Добралась на свою Малую Бронную, как всегда после ночной смены, около девяти утра. А в воротах Пашка. Крепко держит под руку Музу. Сбоку Вера Петровна с рюкзаком, обхватила его перед собой обеими руками. Та-ак… дошла очередь Пашку провожать. Аля тронула его за руку:
— Паш…
Он не почувствовал ее прикосновения, не услышал или не узнал в одежде Славика. Шел выпрямившись, глядя куда-то вдаль. Зато Муза гордо вертела головой в перманентных кудряшках, как бы говоря: да, провожаю мужа, да, остаюсь беременная.
Всему дому было известно, что о замужестве старшая дочь многодетного дворника соседнего дома, вот эта самая Муза, уже и не думала. И вдруг разглядела подросшего Пашку. Неважно, что он заканчивал десятилетку и на семь лет моложе, в мужья годится: рослый, молчаливый и один сынок у портнихи. Через месяц после знакомства, которое и назвать-то так нельзя, Муза знала Пашку с пеленок, сразу после школьного выпуска они пошли в загс. И Муза, смяв отчаянное сопротивление свекрови, поселилась у них. Прошел год, который Вера Петровна потратила на безуспешные усилия разлучить новобрачных, и вот Муза, жена и будущая мать, провожает Пашку на фронт. И двор, такой враждебный к ней, должен был видеть, что она горюет, как убивается. Повиснув на Пашке, видимо, не первый раз по пути из своего третьего номера, она заголосила:
— Муженек мой… да как же я… да кто ж приголубит… и как это ты встал и пошел… в самую войну-у…
— Прекрати… — шипела Вера Петровна. — Здесь не деревня, все смеются.
Стоя в воротах, Аля смотрела вслед этим трем, этой семье, и досадовала за Пашку на женщин: как бы ни вела себя Муза, он-то идет на фронт.
— Чего растопырилась в воротах? — оттолкнула Алю Нюрка Краснова, злая, потная, багровая.
Она со своим Федором тащила за веревки большой фанерный ящик, через свободное плечо полмешка с чем-то вроде сахара или крупы, а у Федора две авоськи, набитые пакетами.
— Здравствуйте… — произнесла Аля, изумленная и зоркостью Нюрки, сразу узнавшей ее в Славиковом костюме, и количеством продуктов в руках супругов.

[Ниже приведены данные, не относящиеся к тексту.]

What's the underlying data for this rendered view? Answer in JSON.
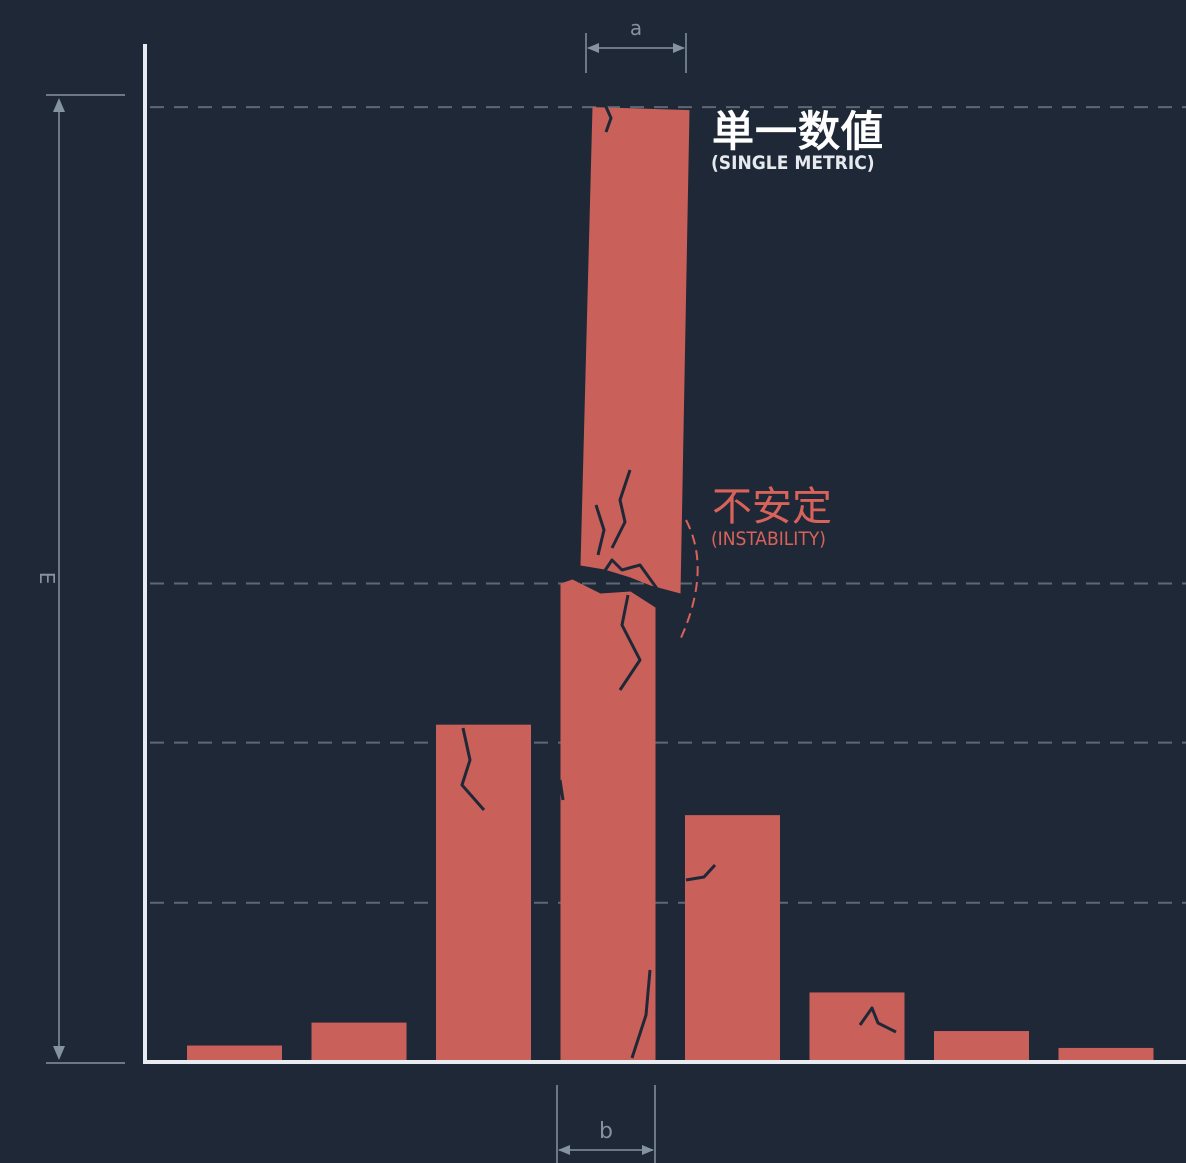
{
  "chart_data": {
    "type": "bar",
    "values": [
      1.2,
      3.1,
      27.8,
      79.0,
      20.3,
      5.6,
      2.4,
      1.0
    ],
    "ylim": [
      0,
      80
    ],
    "grid": "dashed horizontal",
    "bar_color": "#c9605a",
    "crack_color": "#1f2836",
    "annotations": {
      "peak_title": "単一数値",
      "peak_subtitle": "(SINGLE METRIC)",
      "instability_title": "不安定",
      "instability_subtitle": "(INSTABILITY)"
    },
    "dimension_labels": {
      "top_width": "a",
      "bottom_width": "b",
      "height": "E"
    }
  },
  "colors": {
    "background": "#1f2836",
    "axis": "#e8ebef",
    "grid": "#5d6877",
    "dimension": "#8592a1",
    "accent_text": "#d9635b",
    "main_text": "#ffffff"
  }
}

— Видал, Феденька, молоденьких подбирают, скоро твой черед. — И Пашку успела разглядеть Нюрка.
Глянув в сторону Никитских ворот, Аля увидела кургузую голову Пашки над людьми и побежала следом, проводить же надо, а ребят никого. На углу стояла Славикова тетка-нянька. Аля позвала:
— Зина, побежали!
Они догнали Пашку уже у сборного пункта в школе на Малой Никитской. Народу у ограды полно, и все женщины. Во двор пускали только призывников, и перед Музой часовые скрестили штыки.
— А в меня ткните! — кричала Муза. — Я жена, не имеете права. — И, отведя винтовки, побежала за Пашкой. А он шел, журавлино поднимая длинные ноги, шел, будто ничего не видя, на лице же одно: оторвут сейчас от самого главного в жизни, от жены, ставшей еще ближе из-за будущего ребенка.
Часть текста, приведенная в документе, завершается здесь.